窗外,天色由浓墨般的漆黑,渐渐透出些许深蓝,继而染上淡淡的鱼肚白。黎明将至。
萧逸掐灭了不知是第几支烟,站起身。眼中因为彻夜未眠而带着血丝,但那份翻腾的躁动与不确定,却沉淀了下去,化为一种深沉的、带着某种决断的平静。
他走到云澈的卧室门口,轻轻推开门。
房间里只开着一盏昏暗的床头灯。云澈依旧昏迷着,躺在纯白的床单上,脸色苍白得几乎透明,长而密的睫毛在眼下投下淡淡的阴影,脆弱得仿佛一碰即碎。唯有那微微蹙起的眉头,显示着他即使在昏迷中,似乎也承受着某种不适或梦魇。
阿鬼坐在角落的椅子上,看到萧逸进来,立刻站起身。
萧逸摆了摆手,示意他不用出声。他走到床边,静静地站了一会儿,目光落在云澈那张过分安静的脸上。
然后,他做出了一个连自己都未曾预料的动作。
他伸出手,极其轻缓地,用指腹拂开了云澈额前被冷汗濡湿的几缕黑发。动作生涩,甚至带着一丝笨拙,与他平日里的冷酷强势截然不同。
“阿鬼。”他开口,声音因熬夜和烟酒而有些低哑。
“老板。”
“通知下去,”萧逸的目光依旧停留在云澈脸上,声音不高,却清晰地回荡在寂静的房间里,“赵坤,移交警方。把他所有的犯罪证据,整理齐全,一并送过去。”
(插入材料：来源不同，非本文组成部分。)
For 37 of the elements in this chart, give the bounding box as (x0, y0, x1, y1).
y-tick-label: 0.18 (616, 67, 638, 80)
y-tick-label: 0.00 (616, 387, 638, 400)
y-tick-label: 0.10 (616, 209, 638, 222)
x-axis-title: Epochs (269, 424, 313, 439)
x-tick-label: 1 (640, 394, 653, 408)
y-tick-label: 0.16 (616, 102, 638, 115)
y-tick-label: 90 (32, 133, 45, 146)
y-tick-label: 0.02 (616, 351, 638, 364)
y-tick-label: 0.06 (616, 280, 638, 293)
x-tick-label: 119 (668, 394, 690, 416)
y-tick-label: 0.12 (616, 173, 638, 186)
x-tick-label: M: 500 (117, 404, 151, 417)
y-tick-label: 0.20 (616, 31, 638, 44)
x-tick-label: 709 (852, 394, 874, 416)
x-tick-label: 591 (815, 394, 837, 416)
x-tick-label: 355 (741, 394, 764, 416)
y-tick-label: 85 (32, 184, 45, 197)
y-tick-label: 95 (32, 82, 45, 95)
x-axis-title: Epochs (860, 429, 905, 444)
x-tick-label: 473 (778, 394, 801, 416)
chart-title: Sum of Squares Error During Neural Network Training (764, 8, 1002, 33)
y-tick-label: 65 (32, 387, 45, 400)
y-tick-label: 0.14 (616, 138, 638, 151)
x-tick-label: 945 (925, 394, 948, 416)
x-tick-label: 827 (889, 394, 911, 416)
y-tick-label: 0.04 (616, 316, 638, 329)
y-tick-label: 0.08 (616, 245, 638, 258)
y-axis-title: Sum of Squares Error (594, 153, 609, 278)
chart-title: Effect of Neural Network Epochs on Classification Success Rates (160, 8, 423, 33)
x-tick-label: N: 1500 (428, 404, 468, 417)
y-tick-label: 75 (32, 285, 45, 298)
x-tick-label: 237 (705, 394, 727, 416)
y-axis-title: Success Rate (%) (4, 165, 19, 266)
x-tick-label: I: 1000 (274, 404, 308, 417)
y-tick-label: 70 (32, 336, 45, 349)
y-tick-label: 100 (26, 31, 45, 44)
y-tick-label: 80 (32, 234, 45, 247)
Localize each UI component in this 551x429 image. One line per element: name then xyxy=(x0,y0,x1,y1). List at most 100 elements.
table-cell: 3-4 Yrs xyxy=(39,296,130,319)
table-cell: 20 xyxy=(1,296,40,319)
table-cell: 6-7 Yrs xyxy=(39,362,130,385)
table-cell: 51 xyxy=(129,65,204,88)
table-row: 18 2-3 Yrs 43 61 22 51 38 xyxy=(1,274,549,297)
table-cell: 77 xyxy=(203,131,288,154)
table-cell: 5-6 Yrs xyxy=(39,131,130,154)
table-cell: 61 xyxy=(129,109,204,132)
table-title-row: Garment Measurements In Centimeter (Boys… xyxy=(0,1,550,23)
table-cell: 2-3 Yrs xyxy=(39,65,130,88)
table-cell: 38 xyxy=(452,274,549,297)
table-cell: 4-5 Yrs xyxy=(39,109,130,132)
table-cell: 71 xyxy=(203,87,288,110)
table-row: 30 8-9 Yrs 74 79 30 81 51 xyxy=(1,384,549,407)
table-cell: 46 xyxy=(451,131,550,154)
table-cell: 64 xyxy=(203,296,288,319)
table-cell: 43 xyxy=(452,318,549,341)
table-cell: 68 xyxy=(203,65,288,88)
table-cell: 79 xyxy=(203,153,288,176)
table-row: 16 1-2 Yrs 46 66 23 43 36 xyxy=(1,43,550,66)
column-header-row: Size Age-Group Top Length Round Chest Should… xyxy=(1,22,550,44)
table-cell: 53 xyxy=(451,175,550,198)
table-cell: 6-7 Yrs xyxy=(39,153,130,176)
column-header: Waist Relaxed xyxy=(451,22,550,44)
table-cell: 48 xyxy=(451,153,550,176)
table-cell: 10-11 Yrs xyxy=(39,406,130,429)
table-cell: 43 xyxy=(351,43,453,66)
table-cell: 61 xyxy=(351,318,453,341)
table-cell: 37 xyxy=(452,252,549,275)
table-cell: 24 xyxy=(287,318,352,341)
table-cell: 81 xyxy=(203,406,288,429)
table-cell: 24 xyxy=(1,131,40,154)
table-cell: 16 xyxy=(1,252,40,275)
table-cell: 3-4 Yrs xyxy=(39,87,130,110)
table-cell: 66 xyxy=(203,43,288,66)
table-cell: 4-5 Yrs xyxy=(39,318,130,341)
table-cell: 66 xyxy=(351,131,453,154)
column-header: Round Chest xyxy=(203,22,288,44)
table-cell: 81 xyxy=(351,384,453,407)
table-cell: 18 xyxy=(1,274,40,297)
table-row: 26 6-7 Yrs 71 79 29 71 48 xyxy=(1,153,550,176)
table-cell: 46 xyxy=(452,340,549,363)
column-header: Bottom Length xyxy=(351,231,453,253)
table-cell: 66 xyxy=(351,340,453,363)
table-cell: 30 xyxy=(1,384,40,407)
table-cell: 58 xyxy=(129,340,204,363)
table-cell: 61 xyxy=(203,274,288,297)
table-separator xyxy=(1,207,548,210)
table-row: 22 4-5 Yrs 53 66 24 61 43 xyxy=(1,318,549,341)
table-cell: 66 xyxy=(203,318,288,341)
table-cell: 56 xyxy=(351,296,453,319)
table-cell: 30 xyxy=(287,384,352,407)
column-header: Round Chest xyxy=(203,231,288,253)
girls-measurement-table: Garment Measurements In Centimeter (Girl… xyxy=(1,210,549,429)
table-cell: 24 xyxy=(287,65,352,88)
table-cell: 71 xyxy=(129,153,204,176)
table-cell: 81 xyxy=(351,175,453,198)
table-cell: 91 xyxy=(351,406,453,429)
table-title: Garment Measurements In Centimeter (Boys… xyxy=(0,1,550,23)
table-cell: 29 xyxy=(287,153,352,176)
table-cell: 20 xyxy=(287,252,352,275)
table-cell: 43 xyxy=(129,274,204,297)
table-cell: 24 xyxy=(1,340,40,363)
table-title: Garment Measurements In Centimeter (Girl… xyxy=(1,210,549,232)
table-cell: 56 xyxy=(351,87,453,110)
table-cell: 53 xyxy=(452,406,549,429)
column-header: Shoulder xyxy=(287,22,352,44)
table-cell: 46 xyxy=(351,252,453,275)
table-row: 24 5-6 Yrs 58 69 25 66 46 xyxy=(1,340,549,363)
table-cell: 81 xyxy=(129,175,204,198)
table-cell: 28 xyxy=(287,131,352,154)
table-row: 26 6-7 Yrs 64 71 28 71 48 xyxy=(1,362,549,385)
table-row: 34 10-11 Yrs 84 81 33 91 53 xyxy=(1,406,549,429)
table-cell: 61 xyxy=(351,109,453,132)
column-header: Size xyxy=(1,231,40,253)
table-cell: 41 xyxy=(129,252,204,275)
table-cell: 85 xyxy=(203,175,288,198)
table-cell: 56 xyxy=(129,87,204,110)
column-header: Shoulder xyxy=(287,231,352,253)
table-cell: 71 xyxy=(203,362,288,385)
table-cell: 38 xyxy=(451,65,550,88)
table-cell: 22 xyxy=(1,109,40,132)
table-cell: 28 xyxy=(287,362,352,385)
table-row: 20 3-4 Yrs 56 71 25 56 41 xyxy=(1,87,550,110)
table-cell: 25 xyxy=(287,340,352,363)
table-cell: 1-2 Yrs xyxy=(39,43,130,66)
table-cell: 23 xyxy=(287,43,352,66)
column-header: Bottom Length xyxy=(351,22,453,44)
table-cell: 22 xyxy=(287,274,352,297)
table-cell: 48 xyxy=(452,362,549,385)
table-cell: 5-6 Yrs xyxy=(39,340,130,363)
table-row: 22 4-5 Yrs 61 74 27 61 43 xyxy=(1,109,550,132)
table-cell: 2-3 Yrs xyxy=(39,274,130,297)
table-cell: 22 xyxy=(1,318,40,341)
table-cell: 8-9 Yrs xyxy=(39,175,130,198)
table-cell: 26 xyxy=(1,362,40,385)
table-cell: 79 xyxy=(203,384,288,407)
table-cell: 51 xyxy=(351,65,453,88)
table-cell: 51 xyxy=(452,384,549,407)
阿鬼眼中闪过一丝难以掩饰的惊讶,但很快便恢复如常,沉声应道:“是。”
这是一个明确的信号。老板……让步了。
为了床上这个昏迷的人,老板打破了自己一贯的行事准则。
萧逸没有再说什么,他最后深深看了一眼云澈,转身离开了房间。
走廊里,晨曦的第一缕微光,恰好透过尽头的窗户,投射进来,在他身后拉出一道长长的、孤寂却仿佛卸下了某种重担的影子。
彻夜的不眠与反思,带来的并非软弱,而是一种更深层次的、基于利益与情感复杂权衡后的……抉择。
理念的鸿沟依然存在,但为了那份难以割舍的“共生”关系与无法估量的价值,强势的一方,选择了第一次,也是至关重要的一次……妥协。
而沉睡中的云澈,对此一无所知。他或许会在某个时刻醒来,然后发现,那个他拼尽全力也无法扭转的决定,已然因为守候者一夜的挣扎,而悄然改变。